Encore dernièrement, les nouvelles nous noient dans les problèmes de trafic de Montréal. Si avec un certain recul nous pouvons admettre que les problèmes du Pont Mercier et autres artères reliant les banlieues et Montréal touchent plus d’un Québécois sur trois, il en va autrement pour les problèmes reliés au Plateau Mont-Royal, qui a tout autant fait parlé de lui. La dernière trouvaille est la possibilité d’élever des poules dans le quartier Rosemont.

En moins de trois semaines, le premier ministre Jean Charest est venu sur la Côte-Nord présenter des investissements dépassant les trois milliards de dollars. À elle seule, l’annonce d’ArcelorMittal était le plus gros investissement privé des dernières années au Québec. Au bulletin national, la nouvelle a été reléguée en deuxième moitié, après avoir parlé, entre autres, d’une rumeur de déménagement d’une équipe de hockey. Une rumeur! Sur le site de Cyberpresse, la nouvelle est à peine sortie de la section Affaires.

Pourtant, si une entreprise annonçait la création d’autant d’emplois à Montréal, disons Molson, c’est avec ça que le bulletin aurait ouvert. Ça aurait fait la une des quotidiens. Doit-on en conclure que deux milliards de dollars d’investissements, c’est gros, mais ça dépend où ils le sont?

Pas tout à fait oublié
Soyons bons joueurs, on en parle de temps en temps, dans les médias nationaux. Lorsqu’un avion s’écrase sur la Côte-Nord ou lorsqu’une noyade se produit près de nos côtes, par exemple. Mais ce genre de nouvelle n’est pas nord-côtière. Que ça ait lieu à Maniwaki ou Shawinigan est bien secondaire, un détail. C’est le décès, la nouvelle. On parle de nous aussi lorsque Hydro-Québec ou la FTQ sème la controverse dans la région, comme sur le chantier de La Romaine ou avec le présumé pétrole d’Anticosti. Bref, quand ça va mal.

Si tu n’en parles pas
Honnêtement, je comprends la montréalisation des médias. En incluant ses banlieues, près de la moitié de la population demeure dans la grande région de Montréal, c’est normal qu’on entende plus parler d’eux que de nous.
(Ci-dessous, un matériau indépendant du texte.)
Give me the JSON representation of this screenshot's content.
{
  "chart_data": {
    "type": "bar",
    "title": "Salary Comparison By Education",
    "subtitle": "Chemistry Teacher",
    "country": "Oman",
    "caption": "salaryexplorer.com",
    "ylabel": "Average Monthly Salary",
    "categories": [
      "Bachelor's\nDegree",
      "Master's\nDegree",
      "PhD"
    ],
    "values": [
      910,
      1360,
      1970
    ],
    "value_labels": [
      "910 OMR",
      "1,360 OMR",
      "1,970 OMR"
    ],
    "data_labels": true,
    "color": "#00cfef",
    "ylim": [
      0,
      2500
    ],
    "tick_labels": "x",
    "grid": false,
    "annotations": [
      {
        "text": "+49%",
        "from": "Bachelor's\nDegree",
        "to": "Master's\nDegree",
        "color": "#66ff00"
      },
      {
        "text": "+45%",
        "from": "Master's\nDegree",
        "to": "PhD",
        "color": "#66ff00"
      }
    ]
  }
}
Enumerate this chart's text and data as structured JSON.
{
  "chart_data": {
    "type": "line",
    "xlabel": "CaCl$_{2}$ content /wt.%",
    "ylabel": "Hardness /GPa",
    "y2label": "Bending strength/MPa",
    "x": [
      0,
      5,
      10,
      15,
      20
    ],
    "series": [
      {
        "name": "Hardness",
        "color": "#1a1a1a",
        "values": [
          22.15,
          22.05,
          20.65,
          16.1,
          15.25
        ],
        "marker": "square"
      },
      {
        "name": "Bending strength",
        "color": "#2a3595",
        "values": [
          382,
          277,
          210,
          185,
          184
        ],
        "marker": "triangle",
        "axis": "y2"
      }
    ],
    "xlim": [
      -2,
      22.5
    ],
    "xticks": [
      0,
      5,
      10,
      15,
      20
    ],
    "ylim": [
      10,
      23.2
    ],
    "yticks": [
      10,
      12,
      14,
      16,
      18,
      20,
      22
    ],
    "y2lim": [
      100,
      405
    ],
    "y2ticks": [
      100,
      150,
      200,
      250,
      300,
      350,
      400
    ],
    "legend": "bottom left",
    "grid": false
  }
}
Au même titre que les nouvelles en Colombie-Britannique doivent vivre une «vancouverisation». Ceci n’excuse cependant pas le manque d’ouverture. Ce n’est pas parce que ça se déroule en région que l’impact n’est que régional. Ce n’est pas parce que c’est à Montréal que c’est national.

Dans Elvis Gratton III, qui a été diffusé le lendemain de la St-Jean, un patron de télévision explique au célèbre personnage que ce dont on ne parle pas n’existe pas. Il ne faut donc ps s’étonner que ma sœur ne sache pas c’est où Sept-Îles, on ne lui en parle jamais, même lorsque la plus grosse nouvelle de la journée s’y déroule.